Throttled

“I think I understand.” I felt my head tilt as I tried to figure out what he meant. “But...”


“Open your eyes,” he said, as he walked around behind me. His arms circled my waist and he rested his head on my shoulder. “I mean, I literally want to build a home with you. Right here.”

Having my eyes closed so long, it took a second for them to adjust. As soon as they did, I was able to take in the scenery. The wide, grassy hillside overlooking the back half of the one hundred acres he’d purchased for his parents.

“Right where we are standing we could build a house,” he told me. He’d obviously thought a lot about this, and I could see exactly why he’d picked this location. His arms slipped from around me and he walked a few feet to my right. “Our kitchen. Where you cook fantastic meals, and I probably just make a mess.” He smiled, moving to the left. “A living room, where our friends and family come to hang out and where you force me to watch those terrible movies.” He paused, before grabbing my hand with his. “And, maybe one day it will be where we play with our kids and they force us to watch terrible cartoon dinosaurs and singing princesses.”

My anxiety quickly turned to admiration and hope and every other feeling that you get when you actually start to envision the future with the person you love. Tiny versions of Reid and me running around the very property where we’d grown up was something that I used to think about, especially when I was pregnant, but after the miscarriage and when he left I thought the possibility was gone. But now, seeing him here and hearing all of the big plans he had for us, my heart melted. Reid was the reason I could never see a future with anyone else. He was my future.

“And over here,” he said, pulling me to the left. “Our bedroom. Where we go to sleep and wake up with each other as much as possible, and where a whole lot of other fun stuff happens,” he said, waggling his eyebrows, which earned a chuckle from me. He tugged me closer to him and kissed me softly. “I know my job is less than ideal for building a life together, but if we actually have a home somewhere to call ours between the traveling and training, maybe it won’t be so bad.”

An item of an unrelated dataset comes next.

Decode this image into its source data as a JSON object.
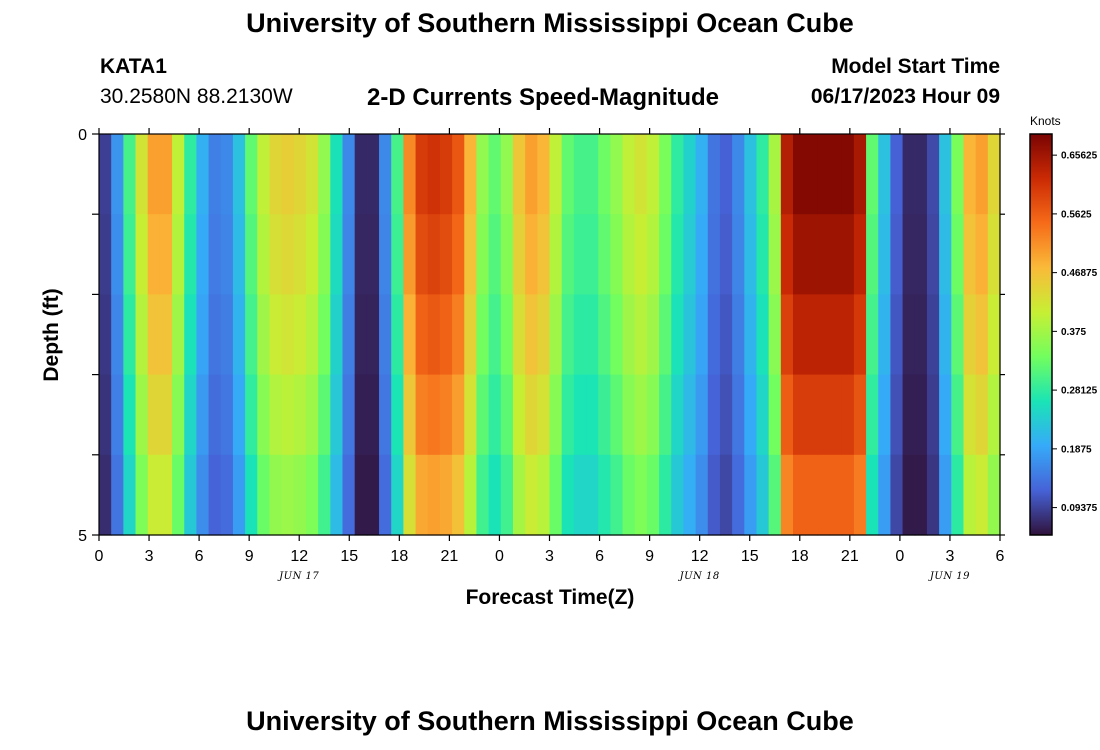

“I love it,” I said, practically jumping up to kiss him again. He locked his arms around me and held my body to his as I covered his lips and the rest of his face with peppered kisses. “I love you.”

“You mean it?”

“Yes! I want to build a life with you, and the fact that you want to have at least part of it here means the world to me.”

“I’d never want to take you away from your family,” he confessed. “Besides, my parents are going to be here too, and we might need some help with all the kids, you know?”

“We might,” I laughed. Yesterday, he’d hypothetically proposed a marriage, today, we were having a brood of hypothetical children. It was terrifyingly fantastic and I loved that he wanted to do it all with me.

“I’ve been thinking a lot about what you went through back then,” he told me, his eyes dropping to my stomach for a brief moment. “I think you’re right about the timing not being right and how everything worked out the way it did for a reason. But now, it’s different. We can handle it. We can make this work and we can be parents if we want to be. We could... we can have whatever we want out of life.” His admission had left me speechless. I know I might have had concerns that he was a guy with Peter Pan Syndrome, a big kid who just liked to ride his motorcycle, but I could tell he was ready to grow up. He was ready for a life with me. I was ready for a life with him.

“That sounds amazing,” I finally said, my voice breaking through my anxiety. “I want all of that with you.” I paused. “How will all of this work with racing?”

“I’m not quite sure yet, but I know that I can train here as long as the weather allows. If I have to go back to Texas or wherever, we can go together. If you want. If not, you can stay here and design our home.”